Один на один с государственной ложью. Становление общественно-политических убеждений позднесоветских поколений в условиях государственной идеологии - страница 30

Шрифт
Интервал


Запомнилась смерть Сталина. Весь детский сад (в Молотове) был торжественно построен на втором этаже в актовом зале, где обычно ставили новогоднюю елку. Так началась траурная линейка. Смысл происходящего нам был все-таки непонятен. Мои детские мысли крутились о том, кто будет новым вождем. Я – парадокс – в детском саду знал в лицо и по фамилиям всю верхушку: Вячеслав Михайлович Молотов, Лаврентий Павлович Берия, Никита Сергеевич Хрущев… но мои симпатии явно склонялись в пользу Булганина. Мне так нравилась его аккуратная мягкая бородка. Пусть будет Николай Александрович Булганин, думал я, стоя в траурном ряду и пытаясь нахохлиться скорбью… Тут самый главный секрет этого дня: дело в том, что утром, когда мы пили чай, я заметил, что если мама в слезах, то отец ни капельки не огорчен. О, я хорошо знал его характер. Что ж, раз отец невозмутим, я тоже буду вести себя так же. Между тем, еще один парадокс, я втайне считал, что мой отец и Сталин похожи, и про себя этим фактом был приятно взволнован. Разумеется, между ними не было никакого сходства, привожу этот факт как пример тогдашней паранойи» (А. К. Интервью 6. Личный архив автора).

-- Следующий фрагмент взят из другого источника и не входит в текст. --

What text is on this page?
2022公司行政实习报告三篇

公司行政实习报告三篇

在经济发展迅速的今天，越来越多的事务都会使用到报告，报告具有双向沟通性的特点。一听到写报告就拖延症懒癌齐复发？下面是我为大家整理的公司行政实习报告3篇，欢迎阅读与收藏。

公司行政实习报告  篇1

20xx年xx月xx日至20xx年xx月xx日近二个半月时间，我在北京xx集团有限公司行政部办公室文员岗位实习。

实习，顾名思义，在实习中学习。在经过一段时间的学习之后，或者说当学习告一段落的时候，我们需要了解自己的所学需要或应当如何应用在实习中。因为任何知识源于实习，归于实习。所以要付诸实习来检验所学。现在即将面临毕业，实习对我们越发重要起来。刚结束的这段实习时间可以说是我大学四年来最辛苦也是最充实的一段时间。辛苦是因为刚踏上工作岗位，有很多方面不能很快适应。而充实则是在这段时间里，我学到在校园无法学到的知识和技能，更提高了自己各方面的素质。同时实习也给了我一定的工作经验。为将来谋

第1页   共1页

«Самые детские – назначение на ответственные посты: главного в октябрятской звездочке и председателя совета пионерской дружины» (Л. И. Интервью 7. Личный архив автора).

«5 марта 1953 года рыдаю, стоя в пижамке на постели под радиоприемником. Единственная в семье – родители утешали» (О. К. Интервью 8. Личный архив автора).

«Чомбе. Плохой человек, Очень плохой. Я помню это слово с дошкольного возраста. Кажется, дело было в Конго, то ли Леопольдвиль, то ли Браззавиль. Да, я это помню еще с тех времен, когда один из этих „виллей“ не переименовался в Киншасу» (М. С. Интервью 9. Личный архив автора).

«Ранние впечатления – это 1968 год: ввод войск в Чехословакию. Мне было 5 лет. Помню, как отец и бабушкин муж (отчим отца) ругали Советский Союз. Но это совсем ранние, а вот уже такие политические события, как 24 съезд КПСС, высылка Солженицына впервые заставили меня думать о политике, и о том, кто я. 1971—1974 годы, мне 8—11 лет. Да, и еще хоккейные матчи СССР – НХЛ, когда папа и бабушка болели за канадцев» (Л. С. Интервью 10. Личный архив автора).

«Идеологическая сфера «толкнула» впервые когда нас принимали в октябрята, я думаю. У нас учительница младших классов была старушка, мы были ее последним классом. Сталинистка, разумеется, советская до мозга костей, долго нас идеологически готовила стать помощниками Ленина и тому подобное. Я мало что тогда прочувствовала, но образ Ольги Терентьевны намертво связался с первым образом осознанно советского. Помню как вспышку самосознания свою недоверчивую реакцию на ее рассказ – по-моему, по поводу Ваньки Жукова, что до революции детей не называли Петя или Ваня, а только так: Петька, Ванька… Меня бабка с первого этажа нашего подъезда называла «Анькя», и мне было совершенно ясно, что революция тут ни при чем.